Frowning, he went slowly down the stairs and out to his car, which he had left in the drive at the side of the house. Fortunately, nobody was about. Mother was playing bridge at the golf club, Father hadn’t come home yet from town. He drove slowly down the Avenue, took an extra turn round the Square, for no particular reason, and then got out and went into the apartment house in which Kit lived.

Kit had the cocktails all ready. Bacardi, and lots of it.

“These will put you right,” Kit said. He gave the frosted shaker an extra rattle, and poured the frothed and pinkish liquid into two green glasses. “Here’s to everything, God included. Bottoms up. Here’s to Gay and Tom and all the little Gays and Toms.”

“Fortune.”

Kit smacked his lips.

“Pretty good, if I do say so myself. Why in hell, Tom, do you have to get into such a funk about it? They’re all good eggs, you know. They won’t hurt you. It’ll be a good party, if you take it right. Here, have another. There are three apiece.”

Feeling the glow in his belly, Tom walked to the window and looked down at the street. A balloon man was passing, with his bobbing cluster of multicolored bubbles. A small fox terrier circled the balloon man rapidly and suspiciously, then sped westward with an air of urgent destiny. A lot of sparrows were chattering in a tree.

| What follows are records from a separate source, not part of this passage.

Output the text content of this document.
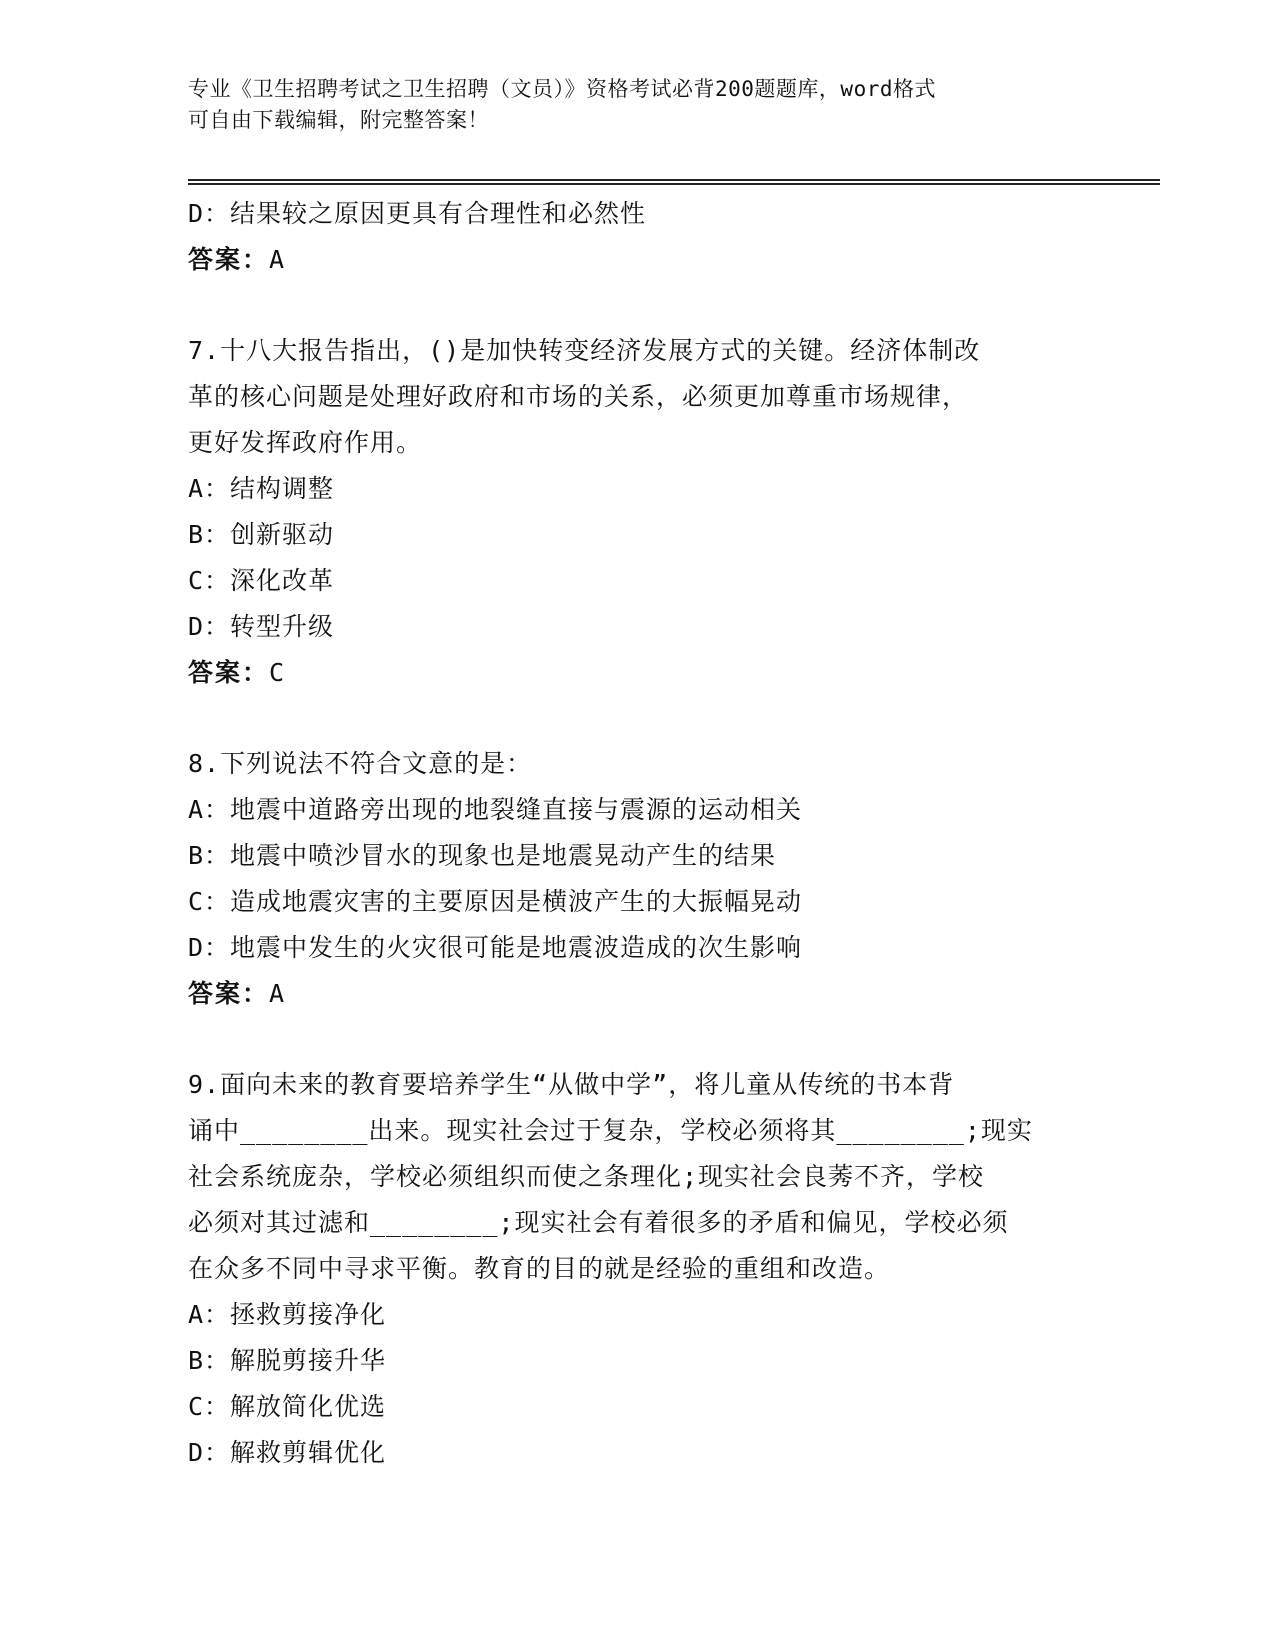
专业《卫生招聘考试之卫生招聘（文员）》资格考试必背200题题库，word格式
可自由下载编辑，附完整答案！
D：结果较之原因更具有合理性和必然性
答案：A
7.十八大报告指出，()是加快转变经济发展方式的关键。经济体制改
革的核心问题是处理好政府和市场的关系，必须更加尊重市场规律，
更好发挥政府作用。
A：结构调整
B：创新驱动
C：深化改革
D：转型升级
答案：C
8.下列说法不符合文意的是：
A：地震中道路旁出现的地裂缝直接与震源的运动相关
B：地震中喷沙冒水的现象也是地震晃动产生的结果
C：造成地震灾害的主要原因是横波产生的大振幅晃动
D：地震中发生的火灾很可能是地震波造成的次生影响
答案：A
9.面向未来的教育要培养学生“从做中学”，将儿童从传统的书本背
诵中________出来。现实社会过于复杂，学校必须将其________;现实
社会系统庞杂，学校必须组织而使之条理化;现实社会良莠不齐，学校
必须对其过滤和________;现实社会有着很多的矛盾和偏见，学校必须
在众多不同中寻求平衡。教育的目的就是经验的重组和改造。
A：拯救剪接净化
B：解脱剪接升华
C：解放简化优选
D：解救剪辑优化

“I suppose,” he said, without turning, “I’m a sentimentalist. And of course I’m also, as you know, unsocial. To begin with, I hate, really hate, the god-awful publicity of the wedding ceremony; it’s practically like going to bed in the middle of Boston Common. Does it seem decent to you? It certainly doesn’t to me.… And as for this damned bachelor supper—that’s worse and more of it. Do you know what I suspect?”

Kit shook the cocktail shaker again, listening to the rattle of ice with his head amusedly on one side.

“No. Don’t tell me you’ve gone paranoid under the strain, and suspect us all of some deep plot against you!… You take life too hard.”

“You bet I do.”

“Well, don’t.… But tell me what you suspect.”

They looked at each other, smiling. The light curtains blew inward from the window on a warm current of air, and the room seemed suddenly to fill with the voices of the sparrows. The sound was multitudinous, idiotic, like life itself. But how was one to say it? Or how was one to be sure that it wouldn’t simply be laughed at?

He looked aside, feeling almost guilty at the doubt—guilty and helpless; as if the constellation of his thought were as incommunicable and unanalyzable as that absurd chorus of little voices; as if one were to try to present, atom by separate atom, an ocean, or the world. Would Kit, with two cocktails fuming in his brain, grasp this idea, or all that depended on it?